A metà settimana si tireranno le somme: se i casi dovessero aumentare, potrebbero essere adottate ordinanze restrittive

BELLUNO. Auronzo sorvegliata speciale da parte di Regione e Dipartimento di Prevenzione dell’Usl 1. Il sindaco Tatiana Pais Becher diversi giorni fa aveva scritto in Regione per chiedere un aiuto rispetto alla situazione critica che stava vivendo l’intero comune per l’aumento dei contagi.

E tanto ha fatto che alla fine Palazzo Balbi e Usl 1 Dolomiti hanno deciso di tenere sotto controllo la situazione, anche in vista dell’assunzione di interventi più restrittivi per limitare il contagio. Proprio ieri lo stesso governatore Luca Zaia ha parlato della situazione auronzana, durante il punto stampa quotidiano.
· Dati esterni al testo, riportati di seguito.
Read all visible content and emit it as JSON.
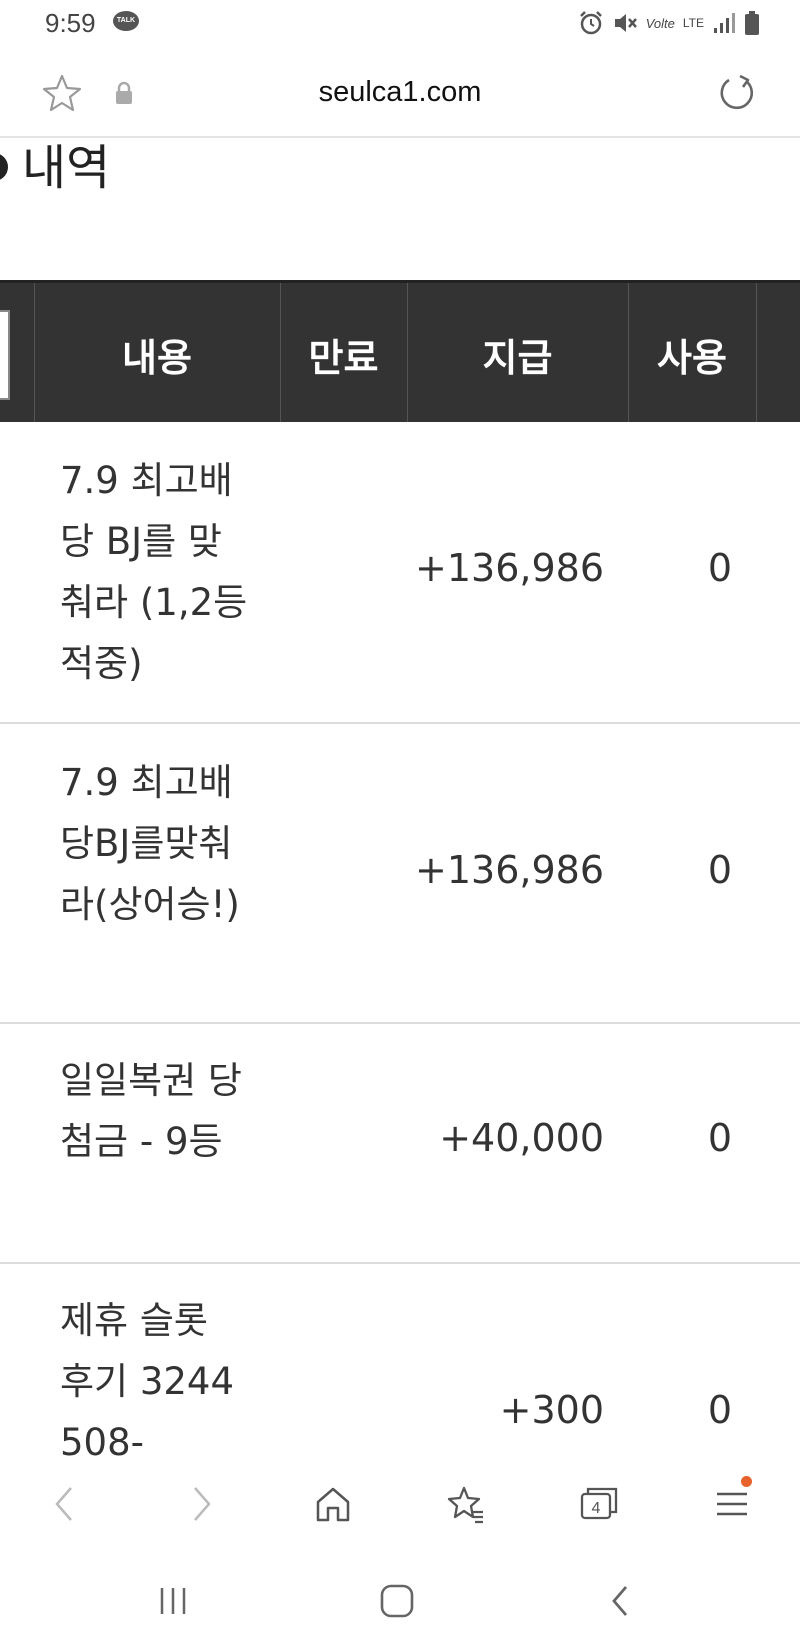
{
  "status_bar": {
    "time": "9:59",
    "talk_badge": "TALK",
    "network": "LTE",
    "volte": "Vo",
    "icons": [
      "talk-icon",
      "alarm-icon",
      "mute-icon",
      "volte-icon",
      "lte-icon",
      "signal-icon",
      "battery-icon"
    ]
  },
  "browser": {
    "url": "seulca1.com",
    "icons": [
      "star-icon",
      "lock-icon",
      "reload-icon"
    ]
  },
  "page": {
    "heading": "내역",
    "table": {
      "headers": [
        "내용",
        "만료",
        "지급",
        "사용"
      ],
      "rows": [
        {
          "desc": "7.9 최고배당 BJ를 맞춰라 (1,2등 적중)",
          "expire": "",
          "pay": "+136,986",
          "use": "0"
        },
        {
          "desc": "7.9 최고배당BJ를맞춰라(상어승!)",
          "expire": "",
          "pay": "+136,986",
          "use": "0"
        },
        {
          "desc": "일일복권 당첨금 - 9등",
          "expire": "",
          "pay": "+40,000",
          "use": "0"
        },
        {
          "desc": "제휴 슬롯 후기 3244508-",
          "expire": "",
          "pay": "+300",
          "use": "0"
        }
      ]
    }
  },
  "toolbar": {
    "tabs_count": "4",
    "icons": [
      "back-icon",
      "forward-icon",
      "home-icon",
      "bookmarks-icon",
      "tabs-icon",
      "menu-icon"
    ]
  },
  "colors": {
    "header_bg": "#333333",
    "notification_dot": "#e8632b"
  }
}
«Auronzo è una piccola realtà con 3 mila abitanti», spiega il direttore della Prevenzione, Sandro Cinquetti, «per questo motivo anche piccoli incrementi nel numero dei positivi fanno alzare l’attenzione dell’amministrazione locale, che si è preoccupata. In questi primi 15 giorni di novembre si è registrato un focolaio nella casa di riposo che ha interessato un gran numero di ospiti e operatori e fatto alzare il numero dell’incidenza del contagio, che alla fine ha superato l’1%. Per questo motivo», prosegue Cinquetti, «abbiamo deciso di monitorare per alcuni giorni la situazione, anche se gli ultimi numeri segnalano un rallentamento del contagio. Seguiremo da vicino la cosa, poi a metà settimana tireremo le somme: se il trend sarà in flessione meglio, altrimenti valuteremo se intervenire con ordinanze più restrittive nei comportamenti dei cittadini, come abbiamo fatto ad ottobre per il Comelico, attuando magari degli screening ad hoc», conclude Cinquetti.
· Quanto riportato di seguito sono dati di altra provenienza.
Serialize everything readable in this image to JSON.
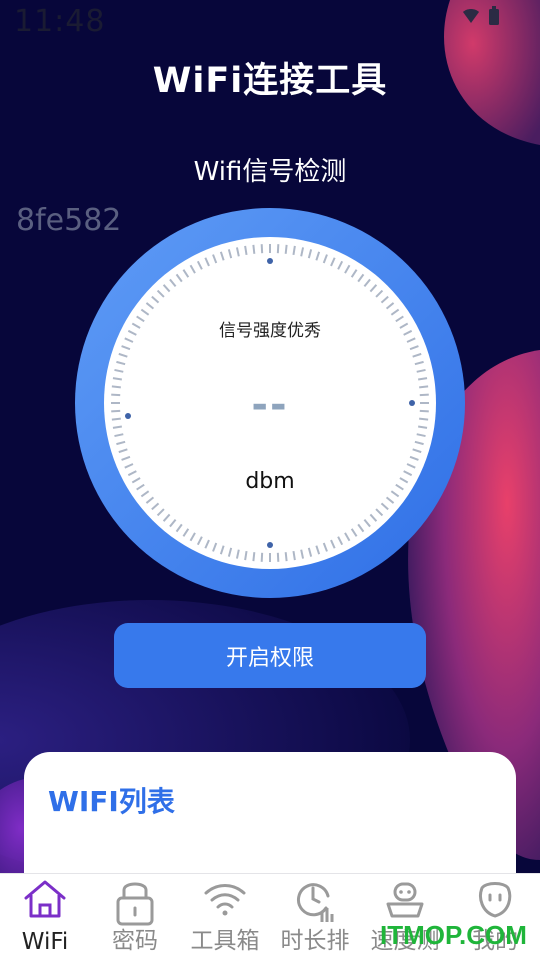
{
  "status_bar": {
    "time": "11:48"
  },
  "header": {
    "title": "WiFi连接工具"
  },
  "signal": {
    "section_title": "Wifi信号检测",
    "device_id": "8fe582",
    "quality_label": "信号强度优秀",
    "value": "--",
    "unit": "dbm"
  },
  "permission_button": {
    "label": "开启权限"
  },
  "wifi_list": {
    "title": "WIFI列表"
  },
  "tabs": [
    {
      "label": "WiFi",
      "icon": "home-icon",
      "active": true
    },
    {
      "label": "密码",
      "icon": "lock-icon",
      "active": false
    },
    {
      "label": "工具箱",
      "icon": "wifi-icon",
      "active": false
    },
    {
      "label": "时长排",
      "icon": "clock-chart-icon",
      "active": false
    },
    {
      "label": "速度测",
      "icon": "speed-icon",
      "active": false
    },
    {
      "label": "我的",
      "icon": "profile-icon",
      "active": false
    }
  ],
  "watermark": "ITMOP.COM",
  "colors": {
    "background": "#07063a",
    "accent": "#3779ec",
    "active_tab": "#7b2fc8",
    "list_title": "#2f6fe8"
  }
}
Intanto i dati relativi ai contagi nei singoli comuni (fonte Regione) mostrano un aumento a livello generale. Se una decina di giorni fa, quando era stata pubblicata la prima tabella, soltanto il comune di Colle Santa Lucia poteva dirsi Covid free, oggi nessuno può “gloriarsi” di questi titolo.
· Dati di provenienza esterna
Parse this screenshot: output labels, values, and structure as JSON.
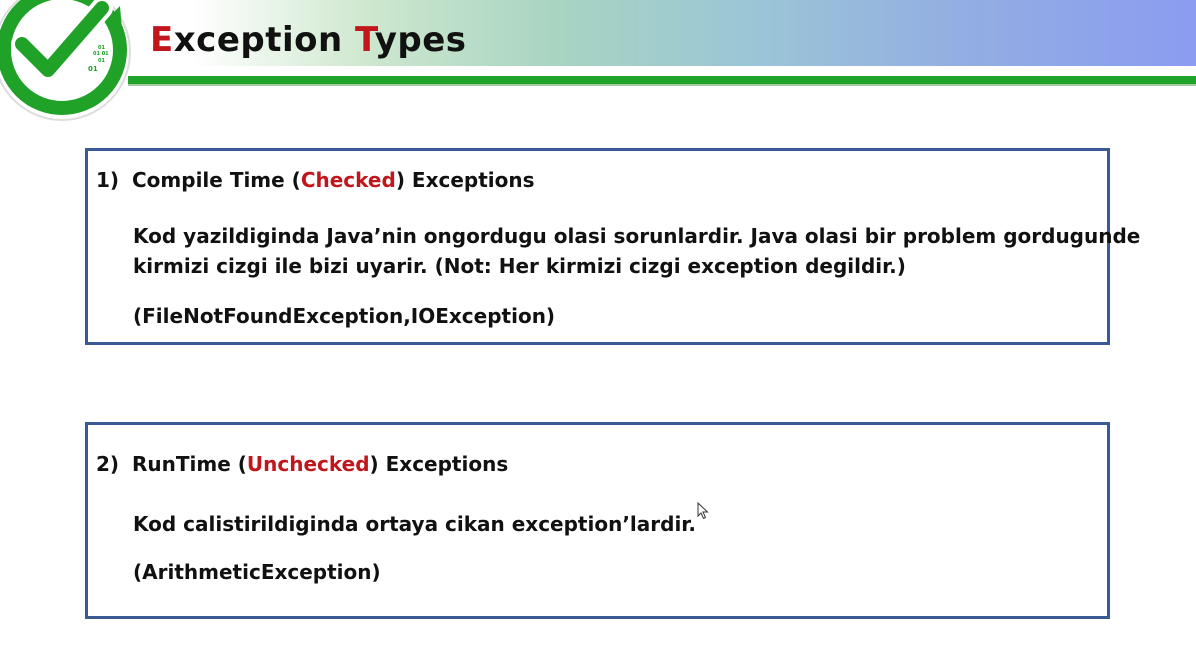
{
  "header": {
    "title_parts": [
      {
        "text": "E",
        "accent": true
      },
      {
        "text": "xception ",
        "accent": false
      },
      {
        "text": "T",
        "accent": true
      },
      {
        "text": "ypes",
        "accent": false
      }
    ]
  },
  "logo": {
    "binary_text": [
      "01",
      "01  01",
      "01",
      "01"
    ]
  },
  "sections": [
    {
      "number": "1)",
      "heading_before": "Compile Time (",
      "heading_highlight": "Checked",
      "heading_after": ") Exceptions",
      "line1": "Kod yazildiginda Java’nin ongordugu olasi sorunlardir. Java olasi bir problem gordugunde",
      "line2": "kirmizi cizgi ile bizi uyarir. (Not: Her kirmizi cizgi exception degildir.)",
      "examples": "(FileNotFoundException,IOException)"
    },
    {
      "number": "2)",
      "heading_before": "RunTime (",
      "heading_highlight": "Unchecked",
      "heading_after": ") Exceptions",
      "line1": "Kod calistirildiginda ortaya cikan exception’lardir.",
      "examples": "(ArithmeticException)"
    }
  ],
  "colors": {
    "accent_red": "#c0161c",
    "brand_green": "#1fa32a",
    "box_border": "#3a5a95"
  },
  "icons": [
    "checkmark-logo-icon",
    "mouse-cursor-icon"
  ]
}
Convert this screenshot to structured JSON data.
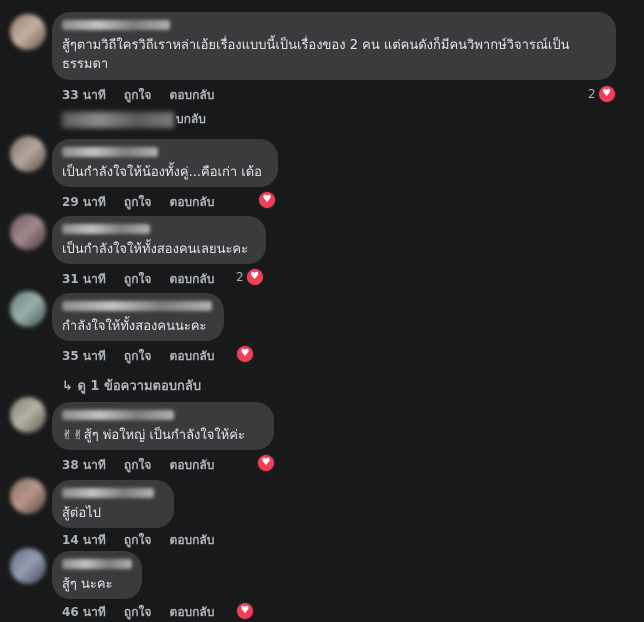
{
  "colors": {
    "background": "#18191a",
    "bubble": "#3a3b3c",
    "text": "#e4e6eb",
    "muted": "#b0b3b8",
    "heart": "#f33e58"
  },
  "comments": [
    {
      "text": "สู้ๆตามวิถีใครวิถีเราหล่าเอ้ยเรื่องแบบนี้เป็นเรื่องของ 2 คน แต่คนดังก็มีคนวิพากษ์วิจารณ์เป็น\nธรรมดา",
      "time": "33 นาที",
      "like": "ถูกใจ",
      "reply": "ตอบกลับ",
      "reaction_count": "2",
      "reaction_icon": "heart-icon"
    },
    {
      "text": "เป็นกำลังใจให้น้องทั้งคู่...คือเก่า เด้อ",
      "time": "29 นาที",
      "like": "ถูกใจ",
      "reply": "ตอบกลับ",
      "reaction_count": "",
      "reaction_icon": "heart-icon"
    },
    {
      "text": "เป็นกำลังใจให้ทั้งสองคนเลยนะคะ",
      "time": "31 นาที",
      "like": "ถูกใจ",
      "reply": "ตอบกลับ",
      "reaction_count": "2",
      "reaction_icon": "heart-icon"
    },
    {
      "text": "กำลังใจให้ทั้งสองคนนะคะ",
      "time": "35 นาที",
      "like": "ถูกใจ",
      "reply": "ตอบกลับ",
      "reaction_count": "",
      "reaction_icon": "heart-icon"
    },
    {
      "text": "✌✌สู้ๆ พ่อใหญ่ เป็นกำลังใจให้ค่ะ",
      "time": "38 นาที",
      "like": "ถูกใจ",
      "reply": "ตอบกลับ",
      "reaction_count": "",
      "reaction_icon": "heart-icon"
    },
    {
      "text": "สู้ต่อไป",
      "time": "14 นาที",
      "like": "ถูกใจ",
      "reply": "ตอบกลับ",
      "reaction_count": "",
      "reaction_icon": ""
    },
    {
      "text": "สู้ๆ นะคะ",
      "time": "46 นาที",
      "like": "ถูกใจ",
      "reply": "ตอบกลับ",
      "reaction_count": "",
      "reaction_icon": "heart-icon"
    }
  ],
  "reply_preview_label": "บกลับ",
  "view_replies": {
    "arrow": "↳",
    "label": "ดู 1 ข้อความตอบกลับ"
  }
}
A detenere il primato di positivi è il comune capoluogo con 599 (erano 474 soltanto sabato scorso) attualmente contagiati, seguito da Feltre con 283 e da Cortina con 225 (in quest’ultima realtà incidono molto i tanti residenti che di fatto abitano fuori regione e che sono risultati positivi nei loro comuni di domicilio). Proprio ieri, infatti, il sindaco, nel fornire il report delle positività, ha parlato di 107 casi (-7) e di 40 persone in isolamento (-12). A seguire c’è poi Auronzo con 243 contagiati attuali (80 le persone già guarite); in questo comune sono in aumento anche i ricoverati all’ospedale.

In Comelico, il primo focolaio bellunese di questa seconda ondata di Coronavirus, i casi sono sempre numerosi: a San Pietro ci sono 105 positivi, a Santo Stefano 149, a Comelico Superiore 95.

I numeri più bassi sono quelli di Colle Santa Lucia e Zoppè di Cadore, con due positivi ciascuno.